44. The Long Goodbye
Before watching this film, I would have never, in a million years said Elliot Gould was a sexy man. He came before my time. He was an old man to me. But oh my, Phillip Marlow is a sexy man. His best friend is a cat and the cat is in charge. His neighbors are a group of party girl sirens always begging for his attention. But, he doesn't pay them any mind. He knows better. And so begins Robert Altman's take on the most classic of all Noir characters.
This Marlow is the coolest private dick around. He takes every situation in stride. Everything is OK by him. He has a kind of cool elegance of movement and speech that lets you know that something is going on inside. He's already two steps ahead of the bad guy and, if he's not, he can roll with the punches.
The story is pretty standard noir fare. His best friend's wife is murdered and the friend is on the run. At the same time, another case falls in his lap featuring a lovely lady with a missing husband. Unrelated cases that reveal themselves to be connected underneath. Our hero has to figure out what's going on while being watched by the cops and the mob. I don't want to give more away but suffice to say such a simple description doesn't come close to expressing the complexity of the mystery.

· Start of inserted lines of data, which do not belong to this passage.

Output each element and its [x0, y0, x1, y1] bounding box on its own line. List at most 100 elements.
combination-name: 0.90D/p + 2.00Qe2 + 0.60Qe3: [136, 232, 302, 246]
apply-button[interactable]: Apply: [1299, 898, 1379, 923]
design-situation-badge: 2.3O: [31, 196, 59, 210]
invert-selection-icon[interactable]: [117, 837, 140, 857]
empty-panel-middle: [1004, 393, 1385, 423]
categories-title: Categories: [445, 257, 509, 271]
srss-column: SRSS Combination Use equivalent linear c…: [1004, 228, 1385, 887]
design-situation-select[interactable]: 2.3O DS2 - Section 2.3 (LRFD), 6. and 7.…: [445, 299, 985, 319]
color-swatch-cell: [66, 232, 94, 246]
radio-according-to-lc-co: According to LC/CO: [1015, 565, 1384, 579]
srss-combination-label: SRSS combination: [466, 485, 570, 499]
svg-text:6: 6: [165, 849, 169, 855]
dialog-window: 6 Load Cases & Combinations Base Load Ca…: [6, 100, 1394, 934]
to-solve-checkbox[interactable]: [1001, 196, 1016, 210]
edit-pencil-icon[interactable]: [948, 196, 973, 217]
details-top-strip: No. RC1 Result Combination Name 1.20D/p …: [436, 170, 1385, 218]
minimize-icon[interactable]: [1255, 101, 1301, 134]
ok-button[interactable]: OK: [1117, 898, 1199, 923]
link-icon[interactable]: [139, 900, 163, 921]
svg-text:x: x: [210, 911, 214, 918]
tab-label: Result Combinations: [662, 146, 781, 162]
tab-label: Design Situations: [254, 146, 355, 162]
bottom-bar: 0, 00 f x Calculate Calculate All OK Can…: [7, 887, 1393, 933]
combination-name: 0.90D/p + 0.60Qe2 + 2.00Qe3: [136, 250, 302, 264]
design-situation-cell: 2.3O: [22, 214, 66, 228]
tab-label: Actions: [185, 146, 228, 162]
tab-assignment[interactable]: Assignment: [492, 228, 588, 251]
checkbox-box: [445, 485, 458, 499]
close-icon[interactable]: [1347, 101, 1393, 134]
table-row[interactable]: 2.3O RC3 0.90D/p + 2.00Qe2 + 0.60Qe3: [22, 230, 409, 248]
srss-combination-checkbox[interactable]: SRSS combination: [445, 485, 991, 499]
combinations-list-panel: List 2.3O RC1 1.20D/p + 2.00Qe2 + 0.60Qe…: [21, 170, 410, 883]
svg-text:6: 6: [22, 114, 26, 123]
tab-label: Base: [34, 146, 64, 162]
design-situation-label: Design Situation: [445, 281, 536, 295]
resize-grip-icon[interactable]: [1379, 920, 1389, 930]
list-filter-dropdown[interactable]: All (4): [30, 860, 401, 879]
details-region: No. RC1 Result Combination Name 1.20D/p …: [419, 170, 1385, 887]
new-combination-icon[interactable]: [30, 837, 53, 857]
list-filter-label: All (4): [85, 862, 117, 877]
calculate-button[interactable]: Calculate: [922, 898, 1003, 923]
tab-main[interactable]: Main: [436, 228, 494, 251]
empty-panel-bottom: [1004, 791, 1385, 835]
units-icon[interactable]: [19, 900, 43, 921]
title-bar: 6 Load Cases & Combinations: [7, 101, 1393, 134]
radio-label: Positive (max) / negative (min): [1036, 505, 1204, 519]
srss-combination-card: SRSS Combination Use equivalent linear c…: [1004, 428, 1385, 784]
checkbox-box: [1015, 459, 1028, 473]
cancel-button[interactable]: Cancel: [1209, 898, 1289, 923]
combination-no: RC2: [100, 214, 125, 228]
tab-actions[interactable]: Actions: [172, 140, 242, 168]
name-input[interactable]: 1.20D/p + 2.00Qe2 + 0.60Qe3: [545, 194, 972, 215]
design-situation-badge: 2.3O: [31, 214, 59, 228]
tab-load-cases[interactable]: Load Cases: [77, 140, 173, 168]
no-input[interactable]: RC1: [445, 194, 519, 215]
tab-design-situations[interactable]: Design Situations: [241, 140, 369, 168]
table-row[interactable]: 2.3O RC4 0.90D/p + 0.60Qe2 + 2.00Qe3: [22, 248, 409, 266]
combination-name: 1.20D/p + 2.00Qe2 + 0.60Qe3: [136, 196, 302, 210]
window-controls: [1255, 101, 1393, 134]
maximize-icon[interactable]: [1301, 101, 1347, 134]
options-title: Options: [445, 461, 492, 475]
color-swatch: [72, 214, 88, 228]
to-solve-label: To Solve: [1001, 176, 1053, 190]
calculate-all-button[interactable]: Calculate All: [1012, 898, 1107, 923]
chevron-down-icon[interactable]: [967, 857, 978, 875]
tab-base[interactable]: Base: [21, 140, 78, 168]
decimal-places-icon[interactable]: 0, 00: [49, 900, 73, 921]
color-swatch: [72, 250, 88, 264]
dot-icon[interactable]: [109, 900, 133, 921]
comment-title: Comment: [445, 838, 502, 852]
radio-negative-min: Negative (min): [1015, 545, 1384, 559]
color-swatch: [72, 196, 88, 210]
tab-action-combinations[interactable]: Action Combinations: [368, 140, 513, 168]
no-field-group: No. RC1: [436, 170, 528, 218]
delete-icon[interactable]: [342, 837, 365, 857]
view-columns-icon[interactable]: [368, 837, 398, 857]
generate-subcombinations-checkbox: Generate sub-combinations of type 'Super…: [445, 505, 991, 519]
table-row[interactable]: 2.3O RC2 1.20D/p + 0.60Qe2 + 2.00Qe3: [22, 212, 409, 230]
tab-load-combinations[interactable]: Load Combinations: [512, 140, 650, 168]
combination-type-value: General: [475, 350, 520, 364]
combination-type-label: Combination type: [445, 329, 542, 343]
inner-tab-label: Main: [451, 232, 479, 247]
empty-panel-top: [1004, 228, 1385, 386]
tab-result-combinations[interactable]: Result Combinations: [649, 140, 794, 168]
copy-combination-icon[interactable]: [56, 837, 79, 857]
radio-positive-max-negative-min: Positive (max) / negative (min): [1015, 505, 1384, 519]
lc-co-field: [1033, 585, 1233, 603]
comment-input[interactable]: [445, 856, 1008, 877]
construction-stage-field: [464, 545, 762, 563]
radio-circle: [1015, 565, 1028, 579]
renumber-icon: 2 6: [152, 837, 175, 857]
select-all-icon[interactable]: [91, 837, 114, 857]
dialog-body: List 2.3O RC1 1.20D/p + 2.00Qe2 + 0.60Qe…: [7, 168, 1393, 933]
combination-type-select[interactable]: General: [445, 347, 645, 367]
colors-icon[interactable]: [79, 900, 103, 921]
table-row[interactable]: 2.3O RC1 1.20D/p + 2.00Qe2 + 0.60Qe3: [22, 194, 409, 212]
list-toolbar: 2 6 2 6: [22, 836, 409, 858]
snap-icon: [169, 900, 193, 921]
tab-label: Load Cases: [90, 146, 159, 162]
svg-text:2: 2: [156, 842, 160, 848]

This movie came out in 1973 and you get a real sense of the time. Admittedly, Altman's direction is more concerned with style than anything but, I love the hardboiled detective re-cast as shabby hipster. Its so obvious that Spike from Cowboy Bebop is a clone of this character. He's the loose limbed cool cat with a bad-ass hiding underneath. Even his shaggy mop of hair and ever present skinny tie are the same. Some may find the story rambling but it fits the nature of Marlow and the end is a kick in the pants. I wouldn't call it a twist ending but I didn't see it coming.